H.H., a sheikh al-balad (village headman) from Sohag, Upper Egypt: “For more than three months independent candidates have visited us and introduced their programmes. We like one of them and intend to vote for him. He is from a reputable family and he’s rich, so we know he’s not after making money from being in a position of influence. As for the lists, we don’t know anything about them.”
Hassan, a taxi driver in Imbaba, Giza: “I meet dozens of people every day; they speak about everything. None of them, however, has been talking about the elections.”
S.G., a university student in Alexandria: “There are no young independent candidates because young men and women don’t have the resources to run. Those on the lists were selected by parties and coalitions for specific purposes, so they don’t really represent the youth.”
Umm Ali who sells greens on the sidewalk in Shubra: “I used to vote in elections, but this time I am not going to vote because I don’t know any of the candidates.”

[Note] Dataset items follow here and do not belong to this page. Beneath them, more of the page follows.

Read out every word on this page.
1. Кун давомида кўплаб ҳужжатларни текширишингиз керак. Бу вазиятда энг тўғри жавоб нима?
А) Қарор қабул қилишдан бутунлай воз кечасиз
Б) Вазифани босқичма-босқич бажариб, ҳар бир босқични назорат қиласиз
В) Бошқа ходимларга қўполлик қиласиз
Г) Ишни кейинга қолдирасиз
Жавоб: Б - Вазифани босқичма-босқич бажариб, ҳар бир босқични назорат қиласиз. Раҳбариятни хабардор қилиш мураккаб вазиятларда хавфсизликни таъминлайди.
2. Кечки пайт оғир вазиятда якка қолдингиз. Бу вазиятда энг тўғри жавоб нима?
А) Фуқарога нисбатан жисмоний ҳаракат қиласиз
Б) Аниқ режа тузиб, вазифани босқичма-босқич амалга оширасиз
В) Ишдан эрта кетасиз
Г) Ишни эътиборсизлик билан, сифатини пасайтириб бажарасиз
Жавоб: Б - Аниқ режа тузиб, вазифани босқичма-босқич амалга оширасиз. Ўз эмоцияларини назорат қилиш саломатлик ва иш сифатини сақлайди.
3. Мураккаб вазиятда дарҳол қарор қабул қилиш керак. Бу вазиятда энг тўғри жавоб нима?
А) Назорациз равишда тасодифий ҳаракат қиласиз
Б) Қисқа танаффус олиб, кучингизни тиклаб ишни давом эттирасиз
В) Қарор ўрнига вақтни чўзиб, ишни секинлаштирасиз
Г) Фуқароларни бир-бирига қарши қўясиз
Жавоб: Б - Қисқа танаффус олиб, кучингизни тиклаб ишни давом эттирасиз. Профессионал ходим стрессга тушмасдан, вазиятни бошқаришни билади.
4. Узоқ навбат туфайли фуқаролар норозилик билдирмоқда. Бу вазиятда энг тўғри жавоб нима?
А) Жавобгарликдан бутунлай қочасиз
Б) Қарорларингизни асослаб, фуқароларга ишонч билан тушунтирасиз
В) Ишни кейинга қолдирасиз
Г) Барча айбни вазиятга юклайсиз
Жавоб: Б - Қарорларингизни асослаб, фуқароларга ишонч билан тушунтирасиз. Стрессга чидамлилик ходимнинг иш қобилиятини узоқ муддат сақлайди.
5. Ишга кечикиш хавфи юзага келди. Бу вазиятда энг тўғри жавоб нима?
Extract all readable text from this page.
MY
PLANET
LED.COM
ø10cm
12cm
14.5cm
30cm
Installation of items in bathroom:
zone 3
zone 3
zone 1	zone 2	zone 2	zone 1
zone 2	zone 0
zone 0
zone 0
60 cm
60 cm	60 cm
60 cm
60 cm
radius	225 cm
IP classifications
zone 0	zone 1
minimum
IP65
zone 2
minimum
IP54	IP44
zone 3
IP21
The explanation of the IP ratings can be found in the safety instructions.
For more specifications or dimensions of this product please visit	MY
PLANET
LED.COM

Mustafa, a 73-year-old grocer in the east of Cairo: “I will vote, but I just want to know who are the MB and Salafi candidates so as not to vote for them.”
Egypt is now waiting for the enactment of a new law for electoral constituencies. President Sisi has made a demand on the legal authorities preparing the law that it should take no more than one month to draft. Will that month be used by the secular political streams in Egypt to reorganise and come up with candidates or candidate lists that would overcome the current public disillusionment? Will they offer Egypt lawmakers that would meet the aspirations of Egyptians in a parliament fit to build a new Egypt?